Wendelin Van Draanen’s Sammy Keyes series is a well-above-average example of the young-girl-detective genre (and if that’s not really a genre, it should be). Sammy’s tales are darker than the Nancy Drew stories to which they ultimately trace back, with threats that seem real and some genuinely bad people committing (or trying to commit) some genuinely evil deeds. But nothing in the series is as gritty as Runaway, which is a spinoff of the Sammy Keyes tales.
When it was published in 1999, Sammy Keyes and the Sisters of Mercy included a scene in which Sammy rescued a homeless 12-year-old girl who was living in a refrigerator box. Runaway is the story of that girl, Holly – of how she became homeless, how she survived without a place to live, and how she eventually, after much travail, found a family into which to fit.
To show how dark this story is: that refrigerator carton from which Sammy rescues the girl becomes, in Runaway, the first real home and apparent safe haven that Holly has known in a long time.

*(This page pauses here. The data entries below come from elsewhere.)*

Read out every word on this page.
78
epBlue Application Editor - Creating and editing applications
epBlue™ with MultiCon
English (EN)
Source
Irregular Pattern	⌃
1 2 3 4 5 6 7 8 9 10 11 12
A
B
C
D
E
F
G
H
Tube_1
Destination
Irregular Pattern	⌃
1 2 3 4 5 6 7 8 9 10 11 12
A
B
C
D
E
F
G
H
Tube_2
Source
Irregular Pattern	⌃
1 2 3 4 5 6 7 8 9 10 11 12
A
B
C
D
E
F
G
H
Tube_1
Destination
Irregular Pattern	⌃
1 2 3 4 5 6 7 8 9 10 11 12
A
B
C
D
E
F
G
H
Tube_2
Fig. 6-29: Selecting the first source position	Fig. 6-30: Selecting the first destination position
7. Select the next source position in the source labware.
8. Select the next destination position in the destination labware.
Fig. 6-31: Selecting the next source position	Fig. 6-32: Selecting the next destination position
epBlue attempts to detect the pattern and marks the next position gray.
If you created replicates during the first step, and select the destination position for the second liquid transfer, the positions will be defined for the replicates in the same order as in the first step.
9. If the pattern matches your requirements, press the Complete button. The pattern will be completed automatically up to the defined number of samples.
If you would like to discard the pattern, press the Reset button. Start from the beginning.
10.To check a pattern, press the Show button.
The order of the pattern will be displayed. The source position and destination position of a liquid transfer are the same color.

There is no Sammy to help Holly here, but she does eventually (and very reluctantly, after a lot of understandable suspicion) find a friend; and it is through that friend that Holly is finally able to live somewhere better than a refrigerator box.
Although intended for readers ages 10 and up, Runaway will be too intense for many preteens and even some teenagers. Van Draanen avoids the easy brutality that is all too common in novels about troubled young people – there is no history of sexual abuse or physical violence in Holly’s tale – and for that very reason the story comes alive with a sense of “this could happen to me.” That’s scary.
Van Draanen’s readers, of course, are unlikely ever to experience the set of circumstances that bring Holly to homelessness: absent father; loving and well-meaning mother who develops a drug addiction that eventually costs her her home, her daughter and then her life; and a series of disastrous encounters with social-services providers, girls Holly’s own age, and older people who seem to care but really just want Holly out of their lives as quickly as possible. Still, Holly’s experiences have the ring of plausibility – Van Draanen is a meticulous researcher – and this story may well shock readers into realizing just how close they are to a situation like Holly’s, even if they will never experience the real thing.
It should be pointed out that Van Draanen’s main plot device – Holly determinedly keeps a journal of everything, no matter what happens to her, and her entries make up the book’s narrative – is a little too facile, straining the book’s hard-won credibility. Still, the journal approach, even if unrealistic, is highly involving, and young readers who are drawn into Holly’s world will find that her writings make her a flesh-and-blood character with every bit as much solidity as Sammy Keyes has ever possessed.